Per SNP significance level α′ should satisfy α = 1 − (1 − α′), leading to the Bonforroni correction n α′ ≈ α / n for independent variants tested under a statistical paradigm. However, this correction was judged conservative for the genotyped variants at TNFSF4, many of which exhibited high LD (r2>0.7).
Instead, the type-1 error was approximated by a permutation procedure. Case- control status was randomised x5000 whilst maintaining the LD structure of variants for each dataset, to satisfy the null hypothesis, in order to estimate the false-positive rate (Balding., 2006).
Technical details of the aforementioned score test used in SNPTEST v2 are found at URL:http://mathgen.stats.ox.ac.uk/genetics_software/snptest/snptest.v2.pdf
2.7.2 Meta-analysis
A logistic regression model fitted with an interaction term (effect) in the R statistical package was used to investigate cross-study heterogeneity. P-values for individual associated SNPs were generated using the likelihood-ratio test.
Rs1234314, rs1234317, rs2205960, rs12039904, and rs10912580 were selected as representatives for this test. I implemented a fixed effects meta-analysis method combining the association results for African-Americans, East Asians, Europeans and Hispanics to more powerfully estimate the true effect size, the results of these analyses are described in Table 4.6, chapter 4. The average effect size across all datasets was computed using inverse variance weighting of each
study. SNPs were organised into two categories (TNFSF4 gene or 5´ region) and are highly correlated with one another (r2 > 0.7) within each group. Associated SNPs from African-American cohort were tested for heterogeneity, and included in the meta-analysis where the associated allele was the same.

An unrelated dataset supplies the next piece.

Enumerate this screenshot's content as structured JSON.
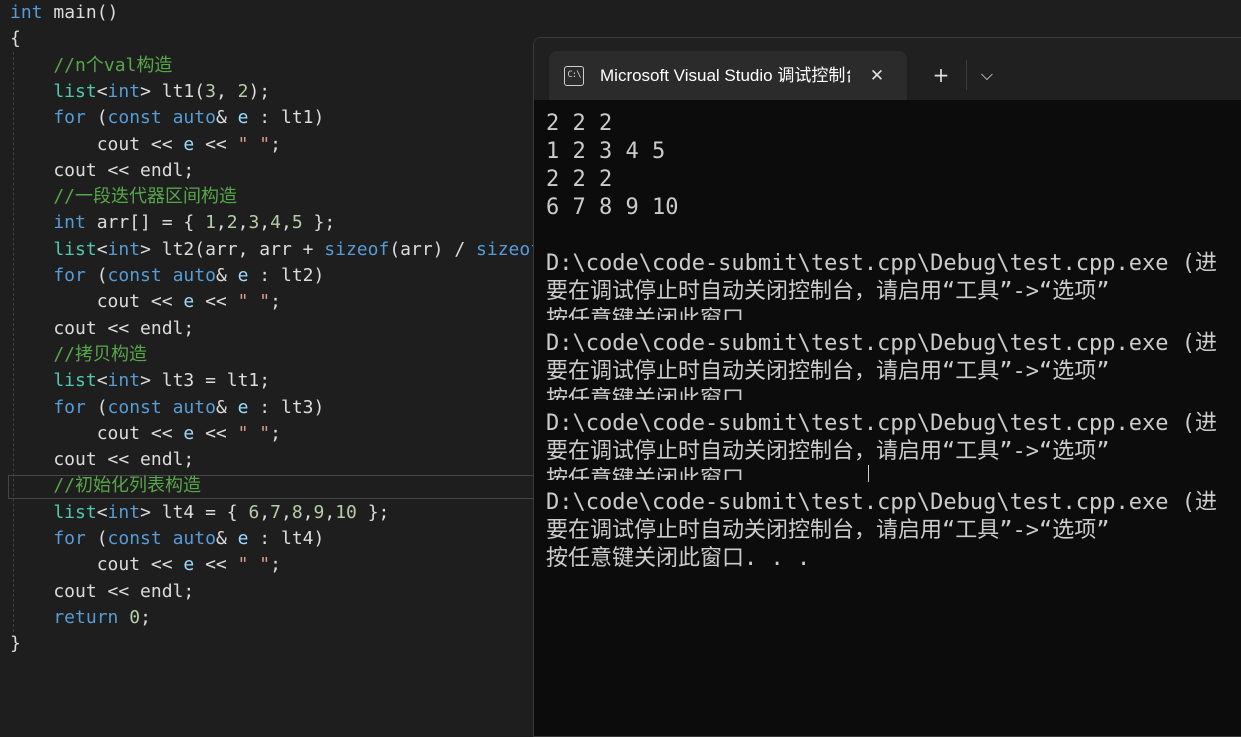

2.7.3 Haplotype bifurcation
The Long Range Haplotype (LRH) test was used to investigate common alleles with long-range linkage disequilibrium (LD): I was able to represent the breakdown of the risk and non-risk haplotypes. TNFSF4risk and TNFSF4non-risk were anchored by a core associated marker, rs1234314, in all groups and conveniently positioned at the boundary of the TNFSF4 gene and 5′ region, also at the boundary of two haplotype blocks. Haplotype bifurcation diagrams were then generated in the program Sweep™.
2.7.4 Haplotype association and conditional regression
Haplotypes in the TNFSF4 gene and 5′ region were constructed in Haploview 4.2 using a custom algorithm, based on the r2 measure of linkage disequilibrium (LD). Markers and haplotypes with frequencies greater than 5% and 4%
respectively, were included in the analyses. Haplotypes were anchored using tag SNP genotype data and boundaries were inferred using recombination data. SLE case-control association and step-wise conditional logistic regression data for each haplotype was generated in PLINK, as were OR (95% CI) these are represented as nominal uncorrected p-values and x5000 permuted (Pp) p-values.
2.7.5 Sub-phenotype association
Searching for TNFSF4 alleles linked to specific clinical manifestations of lupus may prove informative with regards to mechanism and so better resolve causal alleles because of greater genetic homogeneity compared to the disease per se:
78
Phenotypes amenable to study, and relevant to the biologic function of TNFSF4 in lupus, are described in section 1.1.2 of chapter 1. TNFSF4 variants were tested for association using the same methods described in section 2.7.1 against interquartile age at diagnosis using a case-only format. The variants were also tested against leukopenia and lymphopenia, anti-La, anti-Ro and anti-Sm autoantibody subsets, which are associated with SLE, together with renal disease, using both case-only and phenotype-control formats. A covariate for the most associated marker per aforementioned phenotype was included for each population to investigate independent effects. The SNPTEST v2 program was used for these tests.